Velesto Energy Berhad - Stellar Results with Dividend as Icing on the Cake

sectoranalyst
Publish date: Wed, 28 Feb 2024, 11:32 AM

Review

  • Velesto Energy Bhd (VELESTO) registered a stellar performance in 4QFY23 where the results exceeded expectations by a wide margin. FY23 core profit of RM100.5mn accounted for 166% of ours and 171% of consensus’ full-year forecasts, respectively. The earnings beat was mainly due to higherthan-expected average daily charter rate (DCR) in 4QFY23.
  • The group declared an interim dividend of 0.25 sen/share, the first of such in nearly 10 years.
  • QoQ: 4QFY23 core profit surged more than ten times QoQ on the back of higher drilling rig utilisation at 94% (3QFY23: 62%) and higher average DCR at USD99k/day (3QFY23: USD97k/day). Drilling services was the main boost in earnings growth, with PBT surging more than ten times QoQ due to the reasons mentioned above.
  • YoY: The group registered core profit of RM66.2mn in 4QFY23 compared with core loss of RM17.8mn in the corresponding quarter last year due to (i) higher average DCR and utilisation rate; (ii) greater progress of i-RDC projects; and (iii) RM11.7mn cost incurred in 4QFY22 due to unanticipated change in work schedule.
  • YTD: VELESTO achieved a full-year profit for the first time since FY19. The group registered core profit of RM100.5mn in FY23 from core loss of RM95.5mn in FY22, driven by (i) higher DCR and rig utilisation rate; (ii) higher hydraulic workover unit (HWU) utilisation rate; and (iii) greater progress of i-RDC project.

Impact

  • No change to our earnings forecasts pending analyst briefing later today.

Outlook

  • As jack-up rigs supply remains tight globally, the average DCR in Southeast Asia has continued to trend upwards based on data by S&P Global.

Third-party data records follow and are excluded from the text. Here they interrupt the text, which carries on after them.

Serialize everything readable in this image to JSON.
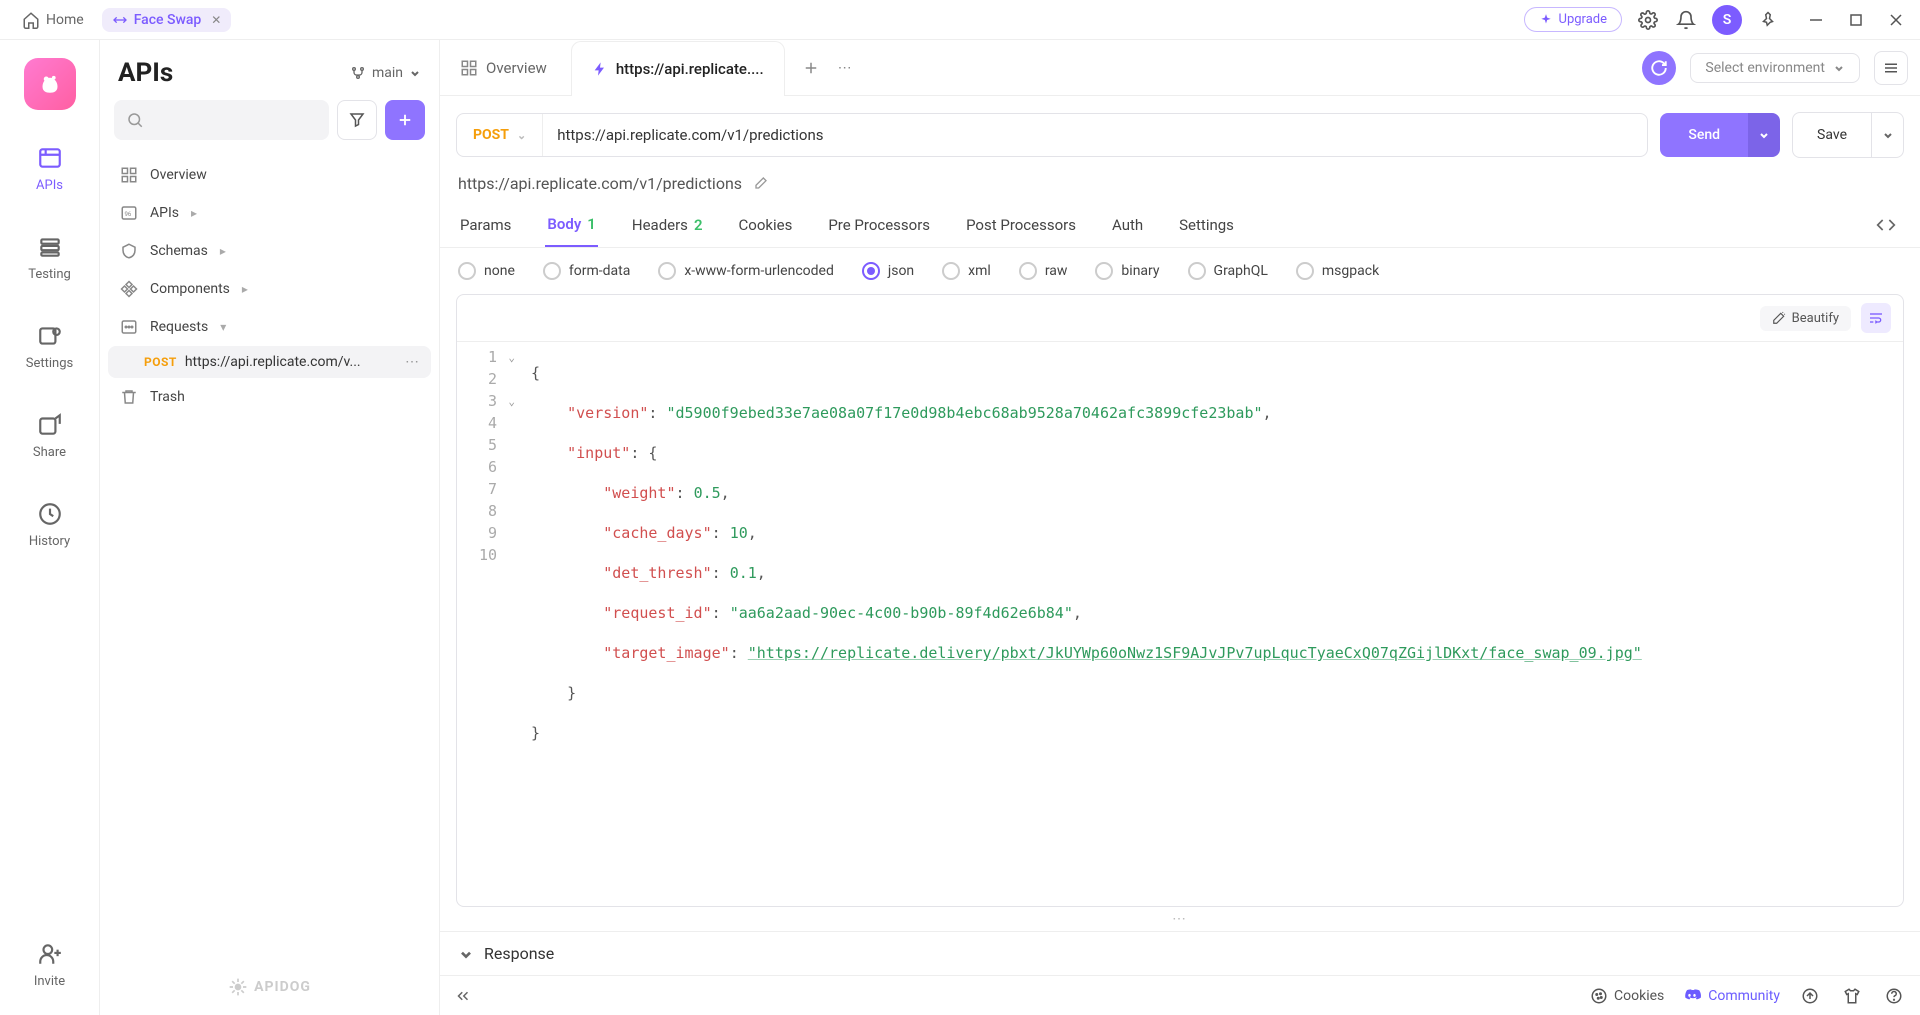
{
  "titlebar": {
    "home": "Home",
    "project_tab": "Face Swap",
    "upgrade": "Upgrade",
    "avatar_initial": "S"
  },
  "rail": {
    "items": [
      {
        "label": "APIs"
      },
      {
        "label": "Testing"
      },
      {
        "label": "Settings"
      },
      {
        "label": "Share"
      },
      {
        "label": "History"
      },
      {
        "label": "Invite"
      }
    ]
  },
  "sidebar": {
    "title": "APIs",
    "branch": "main",
    "tree": {
      "overview": "Overview",
      "apis": "APIs",
      "schemas": "Schemas",
      "components": "Components",
      "requests": "Requests",
      "trash": "Trash"
    },
    "request_item": {
      "method": "POST",
      "label": "https://api.replicate.com/v..."
    },
    "brand": "APIDOG"
  },
  "content": {
    "tabs": {
      "overview": "Overview",
      "active": "https://api.replicate...."
    },
    "env_placeholder": "Select environment",
    "request": {
      "method": "POST",
      "url": "https://api.replicate.com/v1/predictions",
      "send": "Send",
      "save": "Save",
      "name": "https://api.replicate.com/v1/predictions"
    },
    "section_tabs": {
      "params": "Params",
      "body": "Body",
      "body_badge": "1",
      "headers": "Headers",
      "headers_badge": "2",
      "cookies": "Cookies",
      "pre": "Pre Processors",
      "post": "Post Processors",
      "auth": "Auth",
      "settings": "Settings"
    },
    "body_types": {
      "none": "none",
      "formdata": "form-data",
      "xwww": "x-www-form-urlencoded",
      "json": "json",
      "xml": "xml",
      "raw": "raw",
      "binary": "binary",
      "graphql": "GraphQL",
      "msgpack": "msgpack"
    },
    "editor": {
      "beautify": "Beautify",
      "code": {
        "l1": "{",
        "l2_k": "\"version\"",
        "l2_v": "\"d5900f9ebed33e7ae08a07f17e0d98b4ebc68ab9528a70462afc3899cfe23bab\"",
        "l3_k": "\"input\"",
        "l4_k": "\"weight\"",
        "l4_v": "0.5",
        "l5_k": "\"cache_days\"",
        "l5_v": "10",
        "l6_k": "\"det_thresh\"",
        "l6_v": "0.1",
        "l7_k": "\"request_id\"",
        "l7_v": "\"aa6a2aad-90ec-4c00-b90b-89f4d62e6b84\"",
        "l8_k": "\"target_image\"",
        "l8_v": "\"https://replicate.delivery/pbxt/JkUYWp60oNwz1SF9AJvJPv7upLqucTyaeCxQ07qZGijlDKxt/face_swap_09.jpg\"",
        "l9": "    }",
        "l10": "}"
      }
    },
    "response": "Response"
  },
  "footer": {
    "cookies": "Cookies",
    "community": "Community"
  }
}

VELESTO’s average DCR still has room to increase, with latest average at USD99k/day in 4QFY23, still 36% below c.USD135k/day estimated DCR for the group’s latest project win via Naga 8. With jack-up drilling rigs’ market expected to remain tight in the near to medium term, VELESTO is poised to secure more contracts at higher DCR, hence achieving higher average DCR, optimal utilisation rate and better profitability moving forward.
  • VELESTO’s decision to distribute its first dividend of 0.25sen/share (representing c.31% payout ratio) in nearly 10 years suggests that the group is positive on its outlook. We expect VELESTO to continue giving out dividends in FY24 as profitability continues to improve.

Valuation

  • Reiterate Buy with an unchanged TP of RM0.33/share pegged to 7.5x CY24 EV/EBITDA.